Collaborative Family Law

By Val Hemminger; Westshore Lawyer, serving British Columbia

If you and your spouse are separating or thinking about separating you may be looking for a way to resolve your issues and come to an agreement outside of court.

If this is the case you may want to consider the collaborative family law process.

Collaborative Law is a process that addresses the emotional financial and legal issues that arise as you transition through the end of a relationship.

The heart of collaborative practice or collaborative divorce is to offer you and your spouse or partner the support protection and guidance of your own lawyers but to resolve disputes respectfully and without going to court.

In collaborative practice, there are three core elements:

  1. Negotiate a mutually acceptable settlement without having courts decide issues.
  2. Maintain open and transparent communication.
  3. And create shared solutions acknowledging the highest priorities- more often than not an individual’s highest priority is to move forward into the next chapter of their life repairing what can be repaired and causing little or minimal damage to themselves or their children.
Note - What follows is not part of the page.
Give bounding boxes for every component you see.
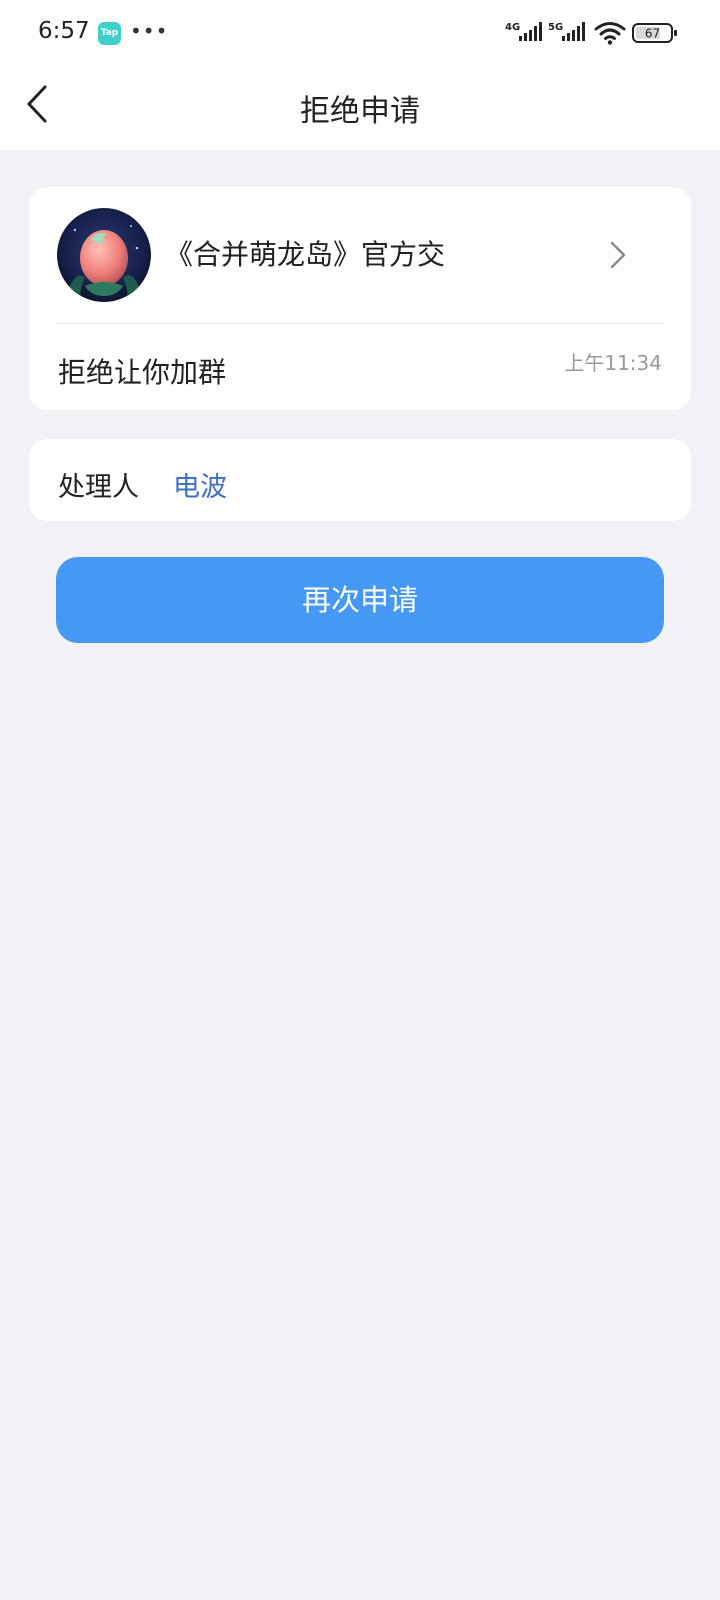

As I mentioned, The legal issues are only one aspect of the challenges that arise when individuals are separating or divorcing.

The collaborative process allows you the benefit of working with other trained professionals to support you in various ways.

These professionals can include financial specialist divorce coaches, child specialist that can all work together as a team for the benefit of all parties.

And you might think wow there are a lot of moving parts here it sounds complicated or it sounds expensive. However, in our experience having the appropriate support at the outset allows people the best opportunity to play an active role in decision making that will affect them for a long time to come and greatly reduces the likelihood of conflict and litigation in the future which can certainly come at a great expense.